Data management can be exercised for predictive maintenance, automation, smart inventory management, alerting, and monitoring. In conjunction with the proper connectivity, it allows you to collect the data from across your smart environment, learn critical information about your inventory, predict bottlenecks, and ensure effective maintenance of the facility.
Applying experience to solve challenges: our success stories
Over the years, N-iX has built a number of embedded and IoT solutions for a number of clients helping them address a multitude of business challenges from IoT-powered fleet tracking to medical equipment. All of our previous projects give us the experience and knowledge to embark on the new IoT and embedded development challenges.
Embedded software development partnership with a leading medical technology company
Weinmann Emergency is a German medical technology company that develops life-saving equipment used in emergency services, hospitals, and military medical corps. It produces such devices as defibrillators, ventilators, oxygen supply systems, emergency kits, and more.
The N-iX team helped Weinmann expand its development capabilities and improve the time to market for the new MEDUCORE Standard2 solution. We’ve released a new version of MEDUCORE Standard2 system firmware through a complete embedded development lifecycle that complies with the industry standards and security requirements. N-iX also introduced a predictive maintenance device for the system, which guarantees the reliability of the solution and its flawless performance.
Improving the efficiency and customer reach with IoT-powered fleet tracking
We’ve worked with an international company that offers smart telematics solutions for fleet operations management. Their solutions help the fleet operators to administer and manage devices and monitor their condition, status, location, and connectivity. Our client needed to improve its fleet management capabilities and develop an entirely new solution to streamline and optimize its processes and expand the customer outreach.
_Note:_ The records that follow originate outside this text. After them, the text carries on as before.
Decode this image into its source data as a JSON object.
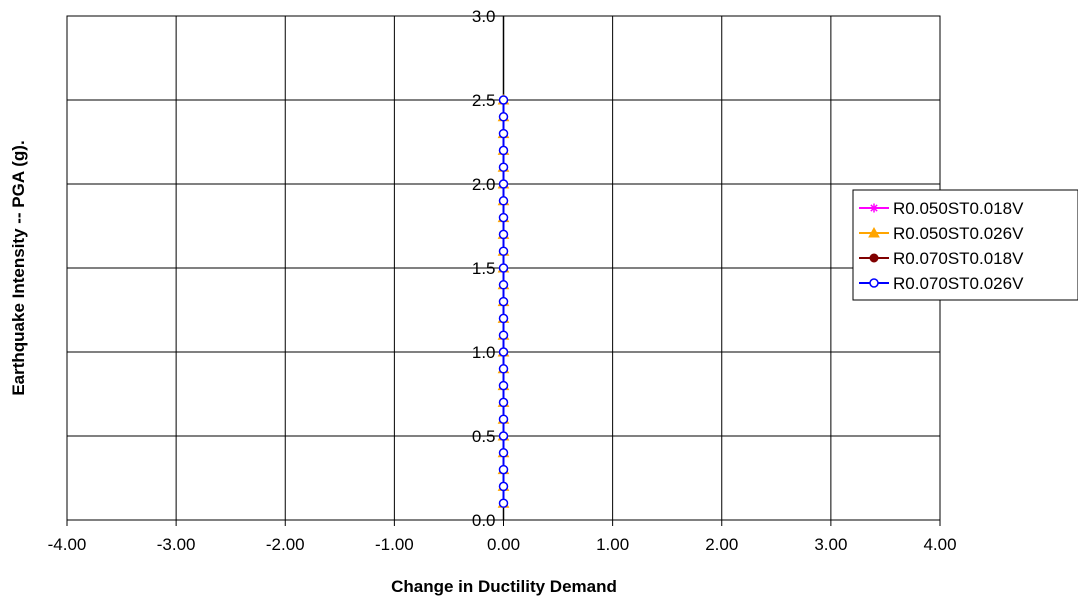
{
  "chart_data": {
    "type": "line",
    "xlabel": "Change in Ductility Demand",
    "ylabel": "Earthquake Intensity -- PGA (g).",
    "xlim": [
      -4,
      4
    ],
    "ylim": [
      0,
      3
    ],
    "x_ticks": [
      "-4.00",
      "-3.00",
      "-2.00",
      "-1.00",
      "0.00",
      "1.00",
      "2.00",
      "3.00",
      "4.00"
    ],
    "y_ticks": [
      "0.0",
      "0.5",
      "1.0",
      "1.5",
      "2.0",
      "2.5",
      "3.0"
    ],
    "grid": true,
    "legend_position": "right",
    "y": [
      0.1,
      0.2,
      0.3,
      0.4,
      0.5,
      0.6,
      0.7,
      0.8,
      0.9,
      1.0,
      1.1,
      1.2,
      1.3,
      1.4,
      1.5,
      1.6,
      1.7,
      1.8,
      1.9,
      2.0,
      2.1,
      2.2,
      2.3,
      2.4,
      2.5
    ],
    "series": [
      {
        "name": "R0.050ST0.018V",
        "color": "#ff00ff",
        "marker": "star",
        "x": [
          0,
          0,
          0,
          0,
          0,
          0,
          0,
          0,
          0,
          0,
          0,
          0,
          0,
          0,
          0,
          0,
          0,
          0,
          0,
          0,
          0,
          0,
          0,
          0,
          0
        ]
      },
      {
        "name": "R0.050ST0.026V",
        "color": "#ffa500",
        "marker": "triangle",
        "x": [
          0,
          0,
          0,
          0,
          0,
          0,
          0,
          0,
          0,
          0,
          0,
          0,
          0,
          0,
          0,
          0,
          0,
          0,
          0,
          0,
          0,
          0,
          0,
          0,
          0
        ]
      },
      {
        "name": "R0.070ST0.018V",
        "color": "#800000",
        "marker": "circle-filled",
        "x": [
          0,
          0,
          0,
          0,
          0,
          0,
          0,
          0,
          0,
          0,
          0,
          0,
          0,
          0,
          0,
          0,
          0,
          0,
          0,
          0,
          0,
          0,
          0,
          0,
          0
        ]
      },
      {
        "name": "R0.070ST0.026V",
        "color": "#0000ff",
        "marker": "circle-open",
        "x": [
          0,
          0,
          0,
          0,
          0,
          0,
          0,
          0,
          0,
          0,
          0,
          0,
          0,
          0,
          0,
          0,
          0,
          0,
          0,
          0,
          0,
          0,
          0,
          0,
          0
        ]
      }
    ]
  }
}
We’ve supported a full IoT development lifecycle and developed a full-stack solution for industrial fleet tracking and management, helping our client to certify the new product and engage new customers. Our team took part in the development of an OEM-based Linux connectivity solution that ensures fluent and efficient management and monitoring of vehicles.
Software and hardware development for Egston
Egston is an Australian electronic manufacturing company that develops inductive components such as transformers and inductor coils, cable systems, antennas, and more for a number of industries. The clients needed to upgrade their entire line of power supplies to meet the new standards for electromagnetic emission and efficiency.
Together with Egston, we’ve created a set of power supplies to cover a wide range of voltages. Additionally, we certified the power supplies according to the highest international standards for efficiency and radiated electromagnetic emission of power supplies.
A properly structured and systematic embedded IoT development lifecycle allows you to achieve the intended results of the project faster and avoid cost overheads. It requires fundamental domain expertise as well as vast experience in developing such systems and solving their inherent challenges. Your development partner can help you design robust and scalable embedded systems, and if needed, transition into the IoT infrastructure.
You will need to equip your development team with experts who can run your product through the development lifecycle and deliver the results you need. Here at N-iX, we offer our embedded and IoT expertise to help you achieve your project goals, avoid overheads, and address the embedded and IoT development challenges.